Sans surprise, Airbus Atlantic sera dirigée par Cédric Gautier, l'actuel PDG de Stelia Aerospace. Celui-ci a commencé à rassembler son équipe, dont la composition doit être dévoilée prochainement. Elle devrait rassembler aussi bien des dirigeants de Stelia Aerospace que des sites d'Airbus de Nantes et Saint-Nazaire.
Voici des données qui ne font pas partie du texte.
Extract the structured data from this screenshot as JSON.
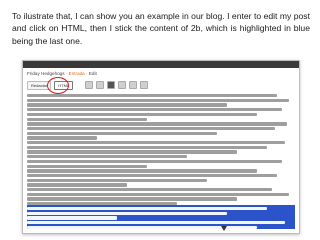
{
  "caption": "To ilustrate that, I can show you an example in our blog. I enter to edit my post and click on HTML, then I stick the content of 2b, which is highlighted in blue being the last one.",
  "blog": {
    "title": "Friday Hedgehogs",
    "entry_link": "Entrada",
    "edit_prefix": "Edit"
  },
  "editor_tabs": {
    "compose": "Redactar",
    "html": "HTML"
  },
  "colors": {
    "selection": "#2c53c9",
    "highlight_circle": "#d81b1b",
    "title_link": "#e06c1f"
  }
}
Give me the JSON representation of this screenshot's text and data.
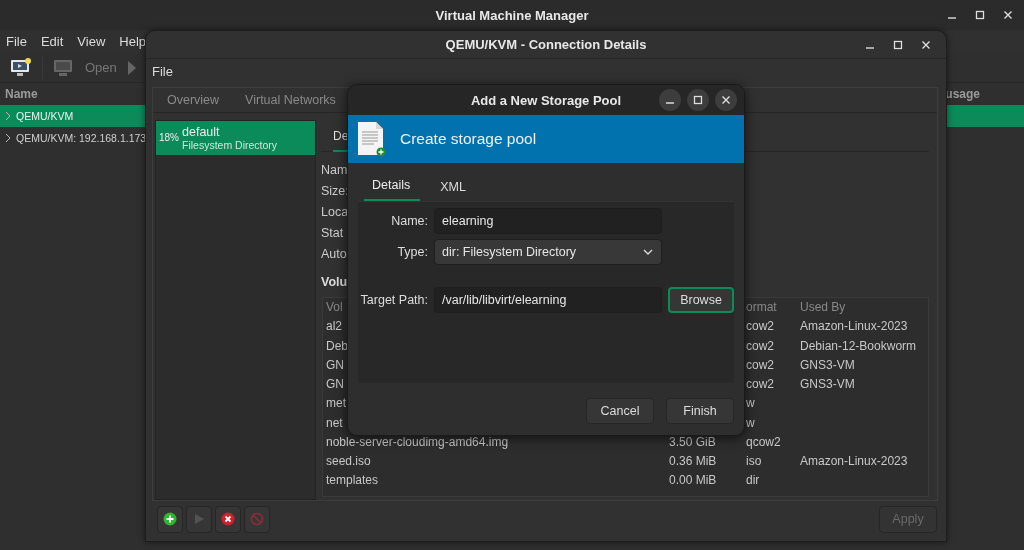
{
  "main_window": {
    "title": "Virtual Machine Manager",
    "menu": [
      "File",
      "Edit",
      "View",
      "Help"
    ],
    "toolbar": {
      "open_label": "Open",
      "open_disabled": true
    },
    "columns": [
      "Name",
      "usage"
    ],
    "connections": [
      {
        "name": "QEMU/KVM",
        "selected": true
      },
      {
        "name": "QEMU/KVM: 192.168.1.173",
        "selected": false
      }
    ]
  },
  "details_window": {
    "title": "QEMU/KVM - Connection Details",
    "menu": [
      "File"
    ],
    "tabs": [
      {
        "label": "Overview",
        "selected": false
      },
      {
        "label": "Virtual Networks",
        "selected": false
      }
    ],
    "pools": [
      {
        "usage": "18%",
        "name": "default",
        "type": "Filesystem Directory",
        "selected": true
      }
    ],
    "pool_buttons": [
      {
        "kind": "add",
        "disabled": false
      },
      {
        "kind": "start",
        "disabled": true
      },
      {
        "kind": "delete",
        "disabled": false
      },
      {
        "kind": "stop",
        "disabled": true
      }
    ],
    "pane_tab": {
      "label": "De",
      "selected": true
    },
    "fields": [
      "Nam",
      "Size:",
      "Loca",
      "Stat",
      "Auto"
    ],
    "volumes_heading": "Volu",
    "volume_columns": [
      "Vol",
      "ormat",
      "Used By"
    ],
    "volumes": [
      {
        "name": "al2",
        "format": "cow2",
        "used_by": "Amazon-Linux-2023"
      },
      {
        "name": "Deb",
        "format": "cow2",
        "used_by": "Debian-12-Bookworm"
      },
      {
        "name": "GN",
        "format": "cow2",
        "used_by": "GNS3-VM"
      },
      {
        "name": "GN",
        "format": "cow2",
        "used_by": "GNS3-VM"
      },
      {
        "name": "met",
        "format": "w"
      },
      {
        "name": "net",
        "format": "w"
      },
      {
        "name": "noble-server-cloudimg-amd64.img",
        "size": "3.50 GiB",
        "format": "qcow2"
      },
      {
        "name": "seed.iso",
        "size": "0.36 MiB",
        "format": "iso",
        "used_by": "Amazon-Linux-2023"
      },
      {
        "name": "templates",
        "size": "0.00 MiB",
        "format": "dir"
      }
    ],
    "apply": {
      "label": "Apply",
      "disabled": true
    }
  },
  "dialog": {
    "title": "Add a New Storage Pool",
    "banner": "Create storage pool",
    "tabs": [
      {
        "label": "Details",
        "selected": true
      },
      {
        "label": "XML",
        "selected": false
      }
    ],
    "fields": [
      {
        "kind": "text",
        "label": "Name:",
        "value": "elearning"
      },
      {
        "kind": "select",
        "label": "Type:",
        "value": "dir: Filesystem Directory"
      },
      {
        "kind": "path",
        "label": "Target Path:",
        "value": "/var/lib/libvirt/elearning",
        "button": "Browse"
      }
    ],
    "buttons": [
      "Cancel",
      "Finish"
    ]
  }
}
Ce choix de Cédric Gautier à la tête d'Airbus Atlantic doit permettre d'assurer une certaine continuité avec Stelia Aerospace. Cette dernière est certes filiale à 100 % d'Airbus, mais elle dispose d'une certaine autonomie et surtout d'une activité propre avec d'autres clients que l'avionneur européen. Elle fournit ainsi des aérostructures pour les avions d'affaires de Bombardier, de Dassault Aviation, les turbopropulseurs régionaux d'ATR et de Bombardier, mais aussi les appareils commerciaux de Boeing. Stelia Aerospace dispose également d'activités au profit d'appareils militaires (Dassault Aviation, Lockheed Martin, Embraer) et d'hélicoptères (Leonardo) en dehors du groupe Airbus.

Cette activité vers des clients tiers va se poursuivre, même si la perspective de conserver des contrats Boeing en s'appelant Airbus semble compliquée. La grande majorité de la production devrait tout de même rester en interne, Airbus représentant déjà aujourd'hui 80 à 85 % du chiffre d'affaires de Stelia Aerospace.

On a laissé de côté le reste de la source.